The spotted lantern fly is native to parts of southern China, Taiwan and Vietnam. Researchers believe the lantern eggs arrived in the United States when they were trapped in a load of stone. The bugs were first seen flying into the country at Berks County, Pennsylvania in 2014, and the invasion did since it spread to a dozen states in northeastern Maine in North Carolina. There have also been some sightings in Rhode Island and as far west as Oregon.

In addition to the eight quarantined New Jersey counties, 34 in Pennsylvania they are in the same state. This means that residents and visitors must not only check shoes and shoulders in case there are no musketeers, but also restrict the transportation of wood products, garden waste, building materials, plants and other outdoor equipment. It may seem strange to take these precautions, but they could work because insects spread like small hitchhikers, adhering to camping equipment, Christmas trees, and anything else they can get.

If you encounter these errors, experts to say you should report them to agricultural officials and then kill them, seriously.
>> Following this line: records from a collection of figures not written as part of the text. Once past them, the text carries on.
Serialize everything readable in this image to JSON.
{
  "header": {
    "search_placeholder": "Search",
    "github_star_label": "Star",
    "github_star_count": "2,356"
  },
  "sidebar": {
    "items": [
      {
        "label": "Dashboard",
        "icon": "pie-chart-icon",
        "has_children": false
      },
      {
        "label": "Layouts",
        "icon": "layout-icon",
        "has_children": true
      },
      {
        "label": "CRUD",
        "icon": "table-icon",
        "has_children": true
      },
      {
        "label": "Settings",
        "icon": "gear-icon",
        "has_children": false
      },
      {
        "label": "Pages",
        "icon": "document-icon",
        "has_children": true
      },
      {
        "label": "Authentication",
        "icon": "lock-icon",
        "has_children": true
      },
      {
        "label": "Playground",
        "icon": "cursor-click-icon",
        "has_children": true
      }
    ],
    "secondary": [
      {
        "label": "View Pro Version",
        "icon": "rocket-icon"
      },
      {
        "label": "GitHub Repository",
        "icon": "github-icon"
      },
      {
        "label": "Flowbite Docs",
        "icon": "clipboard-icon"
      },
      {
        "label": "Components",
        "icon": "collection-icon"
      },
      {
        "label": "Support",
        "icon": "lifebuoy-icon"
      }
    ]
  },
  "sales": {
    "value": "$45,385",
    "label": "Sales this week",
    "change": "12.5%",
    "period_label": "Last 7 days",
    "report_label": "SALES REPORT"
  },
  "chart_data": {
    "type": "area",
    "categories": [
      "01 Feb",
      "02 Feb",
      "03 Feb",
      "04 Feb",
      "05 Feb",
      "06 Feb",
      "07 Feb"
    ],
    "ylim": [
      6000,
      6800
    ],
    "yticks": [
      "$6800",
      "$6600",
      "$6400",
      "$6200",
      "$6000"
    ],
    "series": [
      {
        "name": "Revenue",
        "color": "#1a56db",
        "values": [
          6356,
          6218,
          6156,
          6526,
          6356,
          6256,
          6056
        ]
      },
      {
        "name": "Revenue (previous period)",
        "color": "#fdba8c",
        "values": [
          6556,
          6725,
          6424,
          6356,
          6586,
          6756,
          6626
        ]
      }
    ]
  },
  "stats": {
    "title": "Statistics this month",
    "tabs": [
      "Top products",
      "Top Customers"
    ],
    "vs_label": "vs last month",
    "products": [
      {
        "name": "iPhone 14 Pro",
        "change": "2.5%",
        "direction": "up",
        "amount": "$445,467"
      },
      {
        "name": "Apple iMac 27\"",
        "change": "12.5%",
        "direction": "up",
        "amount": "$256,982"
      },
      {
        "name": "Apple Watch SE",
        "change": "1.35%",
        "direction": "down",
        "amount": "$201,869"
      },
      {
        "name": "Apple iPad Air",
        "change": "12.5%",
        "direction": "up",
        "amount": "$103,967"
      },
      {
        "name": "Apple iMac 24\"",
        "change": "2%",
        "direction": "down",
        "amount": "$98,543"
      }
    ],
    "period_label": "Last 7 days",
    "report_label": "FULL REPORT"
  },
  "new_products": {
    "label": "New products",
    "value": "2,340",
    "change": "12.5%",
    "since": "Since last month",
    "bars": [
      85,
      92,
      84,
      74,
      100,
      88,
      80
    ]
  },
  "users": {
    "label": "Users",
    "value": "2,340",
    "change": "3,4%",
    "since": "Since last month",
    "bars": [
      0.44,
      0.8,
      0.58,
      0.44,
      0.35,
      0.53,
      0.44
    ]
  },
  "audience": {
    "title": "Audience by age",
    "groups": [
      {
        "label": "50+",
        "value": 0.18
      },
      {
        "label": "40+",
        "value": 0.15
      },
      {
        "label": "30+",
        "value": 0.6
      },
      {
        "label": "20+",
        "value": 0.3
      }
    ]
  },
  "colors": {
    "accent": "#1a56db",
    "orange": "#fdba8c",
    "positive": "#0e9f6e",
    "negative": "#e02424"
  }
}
The New Jersey Department of Agriculture suggests using chemical pest controls. Or, alternatively, the New York City Department of Parks says you can step on them upwards.

“It is forbidden to damage the wildlife of our city, but in an effort to curb the spread of this problematic species, we make a unique call: if you see a spotted lantern fly, crush and eliminate this invasive pest,” he said. the department said in a statement.